Dorothea Merten put her hand on her stomach. “Stop, I won’t be able to eat if you go on like that.”
“Don’t worry my little one, all I have today are vegetables.” Although the stores in Berlin were much better stocked by then, Ilse Breitenstein still swore by the recipes of wartime. She said: “That was healthy then. Nothing healthier, no way.” That day she’d prepared pea sausages for her sister. “125 grams of peas, five quarter liters of water, three boiled potatoes, three spoonfuls of white flour, salt, thyme. You cook the peas until they form a thick brew, you pass them through a sieve, mix in all the ingredients, shape them into patties and bake them. That simple. And it’s good! You can start now.”
Dorothea had just taken her first bite when the door bell rang and Margot came in. Her favorite cousin lived in ‘Rudow by the city’ as Ilse always said and so her visit was a real surprise. “What wind has blown you over to Weissensee?”
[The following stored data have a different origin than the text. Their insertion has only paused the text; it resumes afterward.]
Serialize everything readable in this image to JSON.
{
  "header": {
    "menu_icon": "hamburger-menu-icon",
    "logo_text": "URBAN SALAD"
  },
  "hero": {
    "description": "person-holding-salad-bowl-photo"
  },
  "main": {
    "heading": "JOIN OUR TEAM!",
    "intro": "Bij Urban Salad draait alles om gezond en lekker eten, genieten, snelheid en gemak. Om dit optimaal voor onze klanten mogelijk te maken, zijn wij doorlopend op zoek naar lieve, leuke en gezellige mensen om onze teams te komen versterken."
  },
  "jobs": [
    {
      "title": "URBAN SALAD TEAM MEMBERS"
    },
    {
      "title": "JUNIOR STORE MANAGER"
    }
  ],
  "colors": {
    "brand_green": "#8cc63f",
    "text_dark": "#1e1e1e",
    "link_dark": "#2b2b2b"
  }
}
“Love, again.” Margot had met a man at a dance at the lake Casino out in Rangsdorf and he lived around the corner on Gustav-Adolfstrasse. “He looked at me… with his eyes…” She opened her handbag and the cousins were horrified when she pulled out an eye and put it next to Dorothea’s plate. “Don’t scream, it’s only a glass eye. Hans used to work for IG Farben and now he makes a living selling glass eyes – he doesn’t wear one himself.”